Users can ask Emilia AI questions such as:
- What are the known genetic factors contributing to a certain trait?
- What are the genetic factors influencing milk yield in dairy cattle?
- What is the estimated breeding value (EBV) for a specific trait in a particular breed of cattle?
- Can you suggest a suitable mate for cow #XXX based on its genetic profile and breeding goals?
Future Enhancement:
- Custom Models: Developing custom models for advanced analyses, such as:
  - Genome-Wide Association Studies (GWAS)
  - Gene expression analysis
- Re-engineering Analysis Tools: Integrating and re-engineering popular analysis tools, such as:
  - PLINK: Whole genome association analysis toolset User Query → NLP Parser → Intent Classification → PLINK Command Generator → PLINK Execution → Result Parser → Context Enhancement (LLM) → User Response
  - BLUPF90: Software for genetic evaluation in animal breeding
  - GATK (Genome Analysis Toolkit)

RStudio Server and JupyterHub

![diagram-export-4-19-2025-11-52-21-PM.png(https://postimg.cc/vx8W0jBM)

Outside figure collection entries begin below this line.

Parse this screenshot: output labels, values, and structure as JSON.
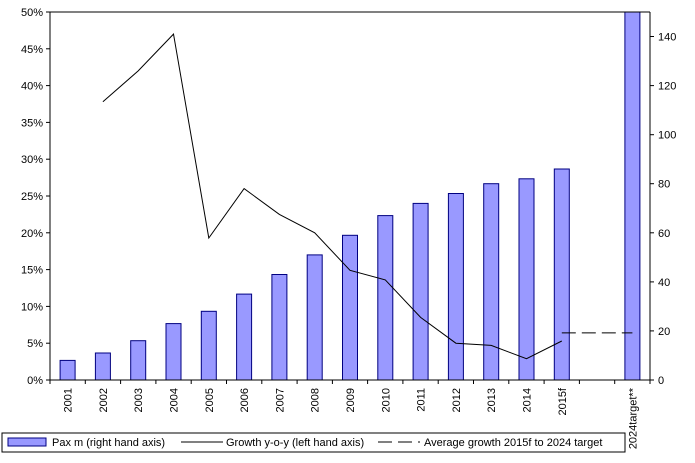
{
  "chart_data": {
    "type": "bar",
    "categories": [
      "2001",
      "2002",
      "2003",
      "2004",
      "2005",
      "2006",
      "2007",
      "2008",
      "2009",
      "2010",
      "2011",
      "2012",
      "2013",
      "2014",
      "2015f",
      "",
      "2024target**"
    ],
    "series": [
      {
        "name": "Pax m (right hand axis)",
        "type": "bar",
        "axis": "right",
        "color": "#9999ff",
        "edge_color": "#000080",
        "values": [
          8,
          11,
          16,
          23,
          28,
          35,
          43,
          51,
          59,
          67,
          72,
          76,
          80,
          82,
          86,
          null,
          150
        ]
      },
      {
        "name": "Growth y-o-y (left hand axis)",
        "type": "line",
        "axis": "left",
        "color": "#000000",
        "values": [
          null,
          0.378,
          0.42,
          0.47,
          0.193,
          0.26,
          0.225,
          0.2,
          0.149,
          0.136,
          0.085,
          0.05,
          0.047,
          0.029,
          0.053,
          null,
          null
        ]
      },
      {
        "name": "Average growth 2015f to 2024 target",
        "type": "dashed-line",
        "axis": "left",
        "color": "#000000",
        "values": [
          null,
          null,
          null,
          null,
          null,
          null,
          null,
          null,
          null,
          null,
          null,
          null,
          null,
          null,
          0.064,
          0.064,
          0.064
        ]
      }
    ],
    "left_axis": {
      "min": 0,
      "max": 0.5,
      "step": 0.05,
      "tick_labels": [
        "0%",
        "5%",
        "10%",
        "15%",
        "20%",
        "25%",
        "30%",
        "35%",
        "40%",
        "45%",
        "50%"
      ]
    },
    "right_axis": {
      "min": 0,
      "max": 150,
      "step": 20,
      "tick_labels": [
        "0",
        "20",
        "40",
        "60",
        "80",
        "100",
        "120",
        "140"
      ]
    },
    "grid": false,
    "legend_position": "bottom",
    "title": "",
    "xlabel": "",
    "ylabel": ""
  }
}
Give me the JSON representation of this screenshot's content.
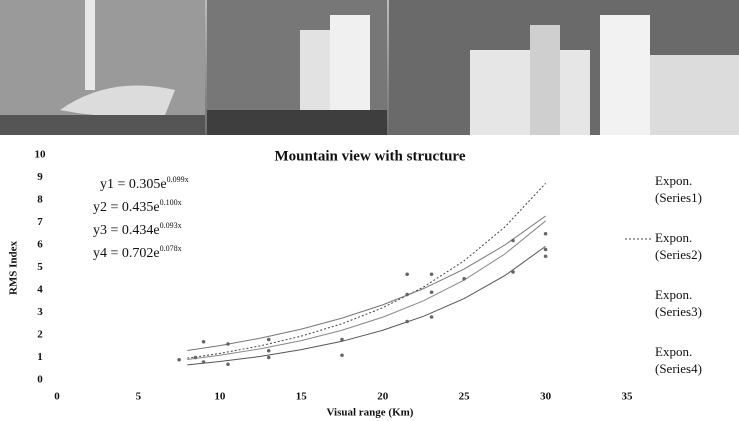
{
  "chart_data": {
    "type": "line",
    "title": "Mountain view with structure",
    "x_label": "Visual range (Km)",
    "y_label": "RMS Index",
    "xlim": [
      0,
      35
    ],
    "xticks": [
      0,
      5,
      10,
      15,
      20,
      25,
      30,
      35
    ],
    "ylim": [
      0,
      10
    ],
    "yticks": [
      0,
      1,
      2,
      3,
      4,
      5,
      6,
      7,
      8,
      9,
      10
    ],
    "grid": false,
    "legend": "right",
    "equations": [
      {
        "text": "y1 = 0.305e",
        "exponent": "0.099x"
      },
      {
        "text": "y2 = 0.435e",
        "exponent": "0.100x"
      },
      {
        "text": "y3 = 0.434e",
        "exponent": "0.093x"
      },
      {
        "text": "y4 = 0.702e",
        "exponent": "0.078x"
      }
    ],
    "x": [
      8,
      10,
      12.5,
      15,
      17.5,
      20,
      22.5,
      25,
      27.5,
      30
    ],
    "series": [
      {
        "name": "Expon. (Series1)",
        "color": "#555555",
        "dash": "none",
        "values": [
          0.67,
          0.82,
          1.05,
          1.35,
          1.72,
          2.21,
          2.83,
          3.62,
          4.64,
          5.94
        ]
      },
      {
        "name": "Expon. (Series2)",
        "color": "#444444",
        "dash": "2 2",
        "values": [
          0.97,
          1.18,
          1.52,
          1.95,
          2.5,
          3.21,
          4.13,
          5.3,
          6.8,
          8.74
        ]
      },
      {
        "name": "Expon. (Series3)",
        "color": "#888888",
        "dash": "none",
        "values": [
          0.91,
          1.1,
          1.39,
          1.75,
          2.21,
          2.79,
          3.52,
          4.44,
          5.6,
          7.07
        ]
      },
      {
        "name": "Expon. (Series4)",
        "color": "#777777",
        "dash": "none",
        "values": [
          1.31,
          1.53,
          1.86,
          2.26,
          2.75,
          3.34,
          4.06,
          4.93,
          6.0,
          7.29
        ]
      }
    ],
    "points": {
      "color": "#666666",
      "x": [
        7.5,
        8.5,
        9,
        9,
        10.5,
        10.5,
        13,
        13,
        13,
        17.5,
        17.5,
        21.5,
        21.5,
        21.5,
        23,
        23,
        23,
        25,
        28,
        28,
        30,
        30,
        30
      ],
      "values": [
        0.9,
        1.0,
        1.7,
        0.8,
        0.7,
        1.6,
        1.0,
        1.8,
        1.3,
        1.1,
        1.8,
        2.6,
        4.7,
        3.8,
        2.8,
        4.7,
        3.9,
        4.5,
        4.8,
        6.2,
        5.5,
        5.8,
        6.5
      ]
    }
  }
}
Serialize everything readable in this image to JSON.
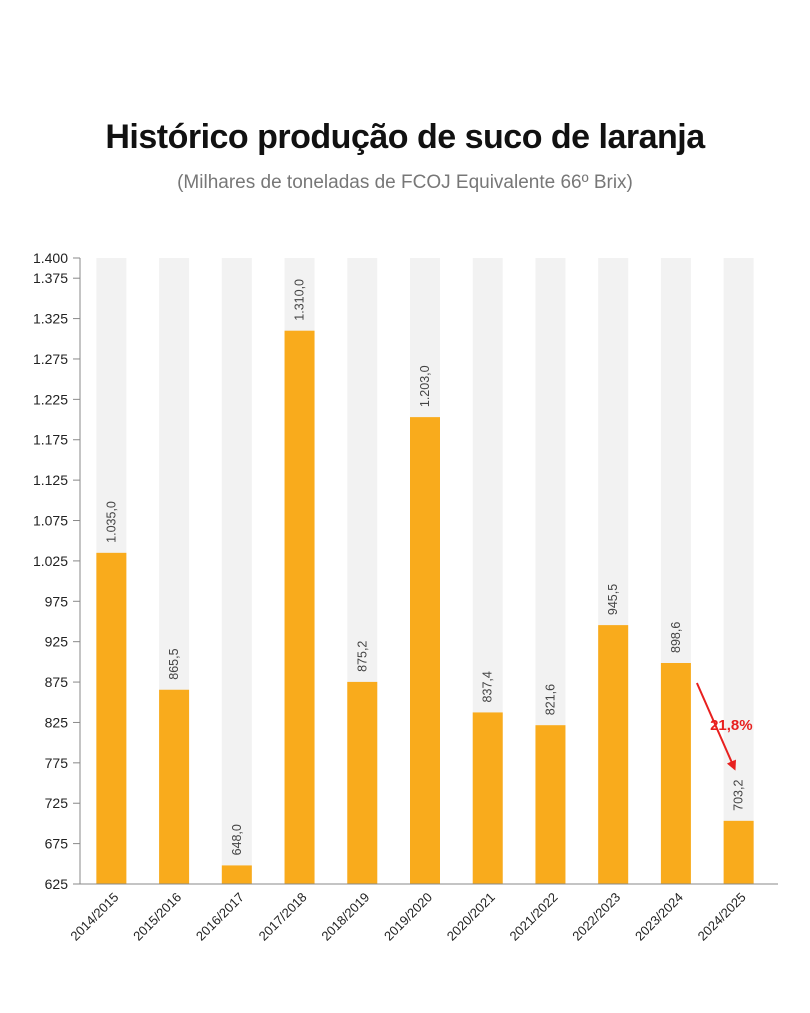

Integration: Our platform integrates RStudio Server and JupyterHub, providing researchers with a seamless and secure environment to create, test, and deploy their data analysis workflows. Each user will have access to their own instance of RStudio Server or JupyterHub, allowing them to:
- Analyze their own data: Users can upload and analyze their own datasets, leveraging the power of R and Python programming languages.
- Access platform data: Researchers can also access platform-provided data, including genetic and genomic datasets, to support their research.
Features:
- RShiny App Development: Users can create and test RShiny apps to visualize and interact with their data.
- Jupyter Notebook: Researchers can create and share Jupyter notebooks to document and reproduce their analysis.
- S3 Blob Storage: User data and analysis outputs are stored securely in S3 blob storage, with access controlled by Role-Based Access Control (RBAC).
Scalability and High Availability: Our platform is built on AWS services, providing maximum scalability and high availability for users. Depending on their research requirements, users can:
- Leverage Amazon SageMaker: For machine learning (ML) tasks, users can leverage Amazon SageMaker to analyze large datasets and build predictive models.
- Tier-based access: Users can access different tiers of computing resources, depending on their research needs and budget.